"Ora hanno visto tutti cosa so fare. In estate hanno parlato in tanti". Ora non è proprio ora. Perché cosa sappia fare Romelu Lukaku è chiaro a tutti. O, quantomeno, a tanti. Chi ha occhi per vedere, vede. Chi ha orecchie per intendere, intende. In ogni caso, il gigante belga prima di tornare a Roma si gode il poker con l'Azerbaigian. Sale a 14 reti nelle qualificazioni europee, a 83 in nazionale e 17 in stagione di cui 9 con la Roma. Roma che se lo gode beatamente così come lui si gode un ottimo momento di forma, un Paese che ha smesso di criticarlo e una città che lo adora. Ha dedicato i gol di ieri al figlio Jordan, due anni, e un po' anche a tutti quei detrattori che nei mesi scorsi si sono soffermati sul suo peso (mai così in forma) e sul suo carattere volubile. Carattere che prima era una risorsa, poi una zavorra.

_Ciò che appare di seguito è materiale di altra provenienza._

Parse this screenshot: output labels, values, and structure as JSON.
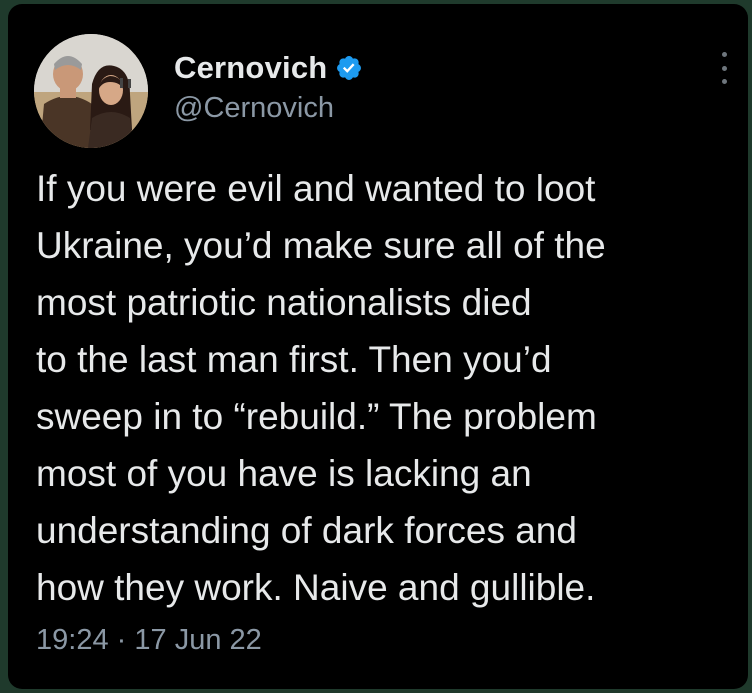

La verità è che Lukaku è sempre stato questo anche se, va detto, a 30 anni si sente leader e pronto a prendersi sulle spalle ancora più responsabilità.
Lukaku e il retroscena sull'inno
Ieri l'ennesima prova. Al momento degli inni, per un errore, è stata trasmessa una musica che non era quella dell'Azerbaigian. Se ne sono subito accorti, oltre ai tifosi, anche il ct, l'italiano Gianni De Biasi, il suo staff e tutti i giocatori in campo. Lukaku ha capito che qualcosa non andava, ha parlato in italiano con De Biasi e fatto mettere poi dagli organizzatori l'inno giusto. Prendendosi gli applausi e i ringraziamenti degli avversari.